Alternatives and When to Choose Them

  • A dedicated controller (like cpu, memory, io, pids). Justified when the resource needs scheduling, reclaim, throttling, or pressure feedback — anything beyond counting. SEV ASIDs need none of that; they are bind-on-VM-create, free-on-destroy integers, which is exactly the misc sweet spot. See The cgroup pids Controller for the closest counting sibling (it limits process/thread count, but is dedicated because PID accounting is universal, not niche).
  • No controller — global host limit only. Before misc, ASID exhaustion was a global host failure with no per-tenant attribution. misc adds the per-subtree ceiling and the events counter so a cloud host can fairly partition and observe a scarce hardware resource across tenants.
  • pids controller for the specific case of “limit how many processes.” misc is for non-process scalar hardware tokens; the two are complementary, not substitutes.
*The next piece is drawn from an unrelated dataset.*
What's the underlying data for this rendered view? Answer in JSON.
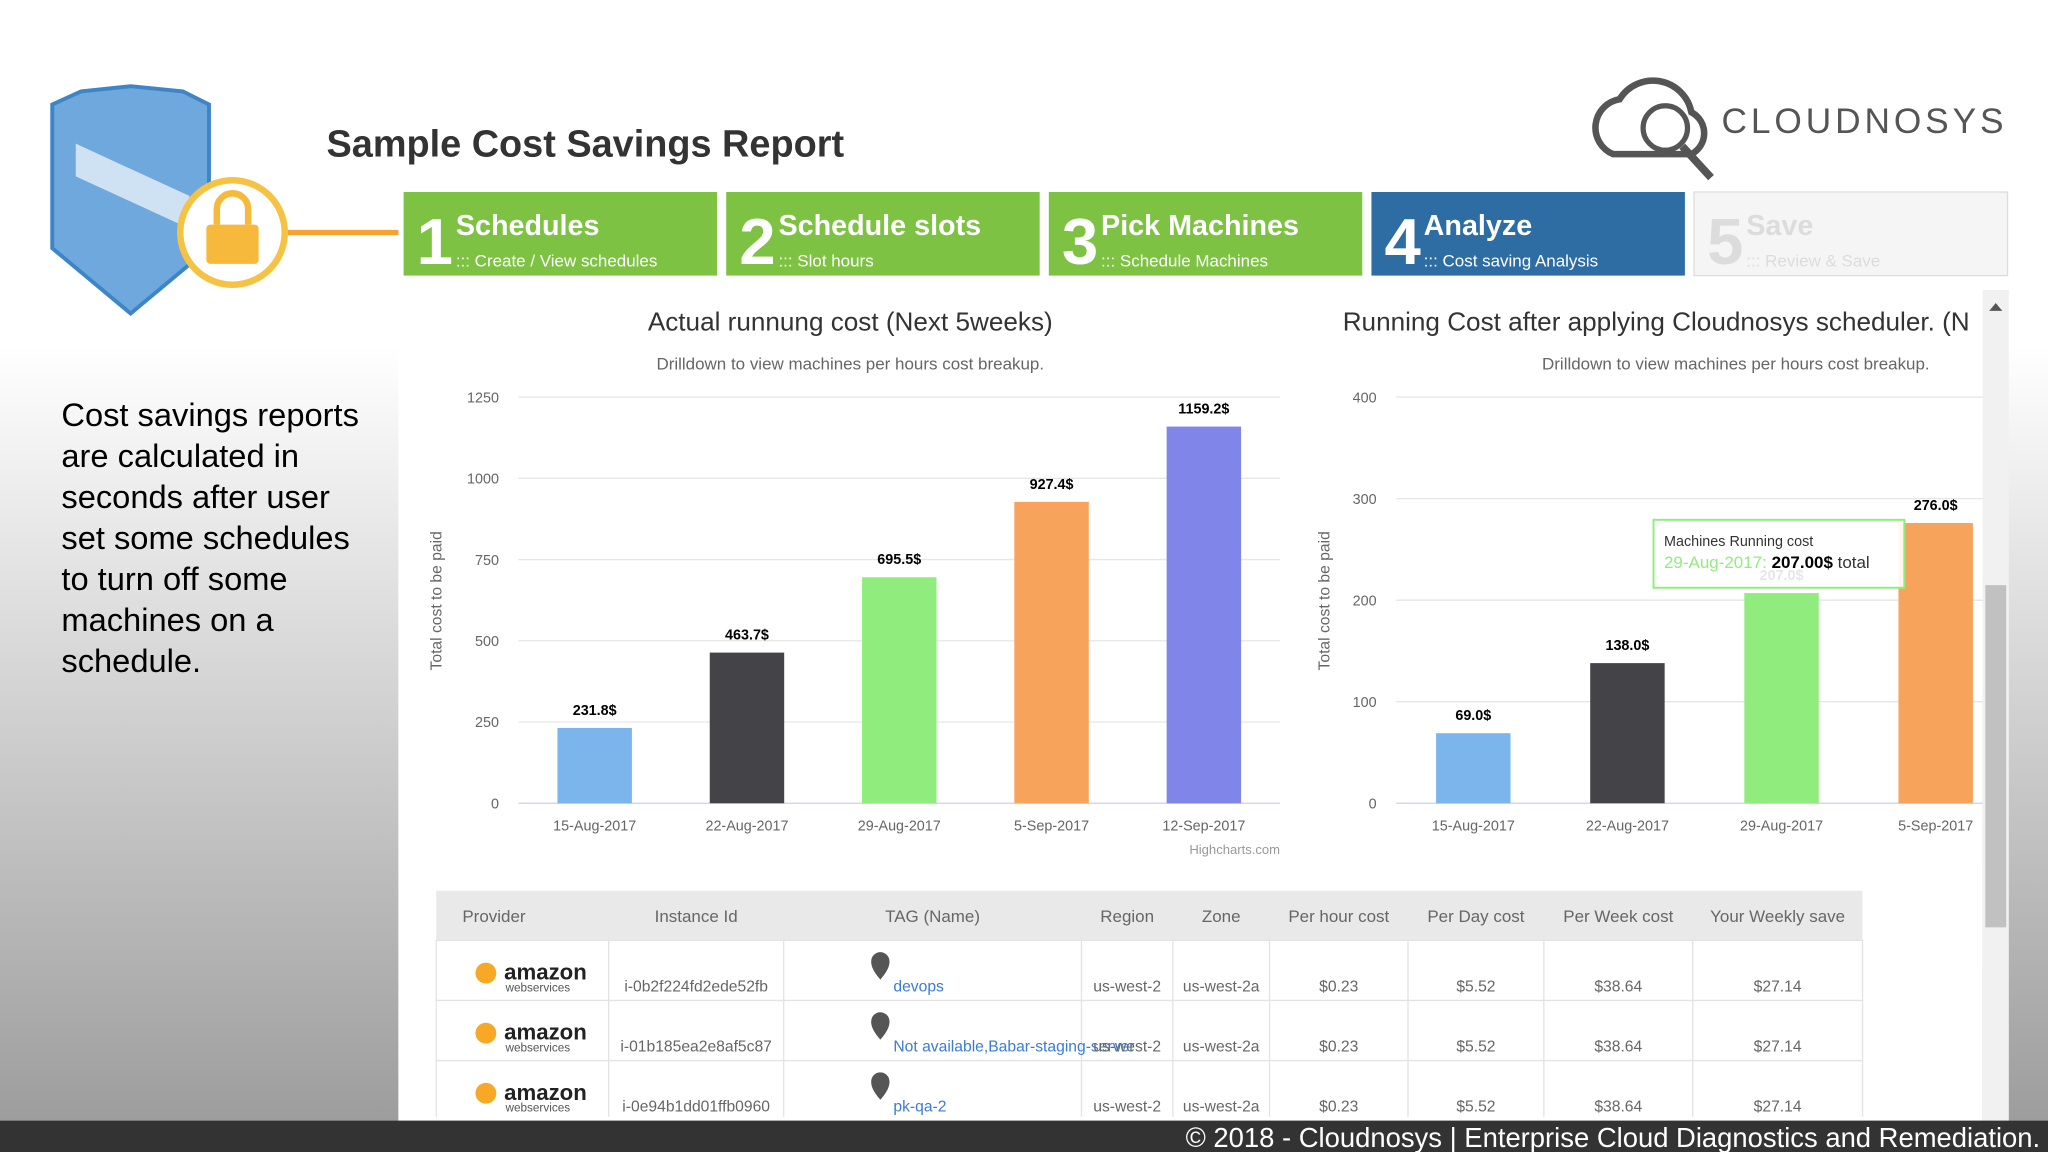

The decision rule the LWN coverage settled on: if a resource is countable, scalar, machine-finite, and niche, add it to misc (a few lines); if it needs active management, it earns its own controller.


Production Notes

The misc controller’s reach is, by design, narrow: in v6.12 it is only meaningful on AMD EPYC hosts running confidential VMs with SEV. Container/VM platforms that schedule confidential guests (cloud providers offering AMD SEV-SNP or Intel TDX instances, Kata Containers / Confidential Containers stacks) are the realistic operators of misc.max. For the overwhelming majority of containers — which use no memory-encryption hardware — the controller is present but inert, every resource at zero capacity. This is why a typical kubectl/Kubernetes cgroup hierarchy never touches misc: there is nothing scalar-and-scarce to bound. Its importance is as the extension point: when the next vendor ships a feature gated on a handful of hardware IDs, the kernel community can expose it through misc without the design debate and code of a new subsystem — which is exactly how TDX HKIDs were added later with a one-resource patch.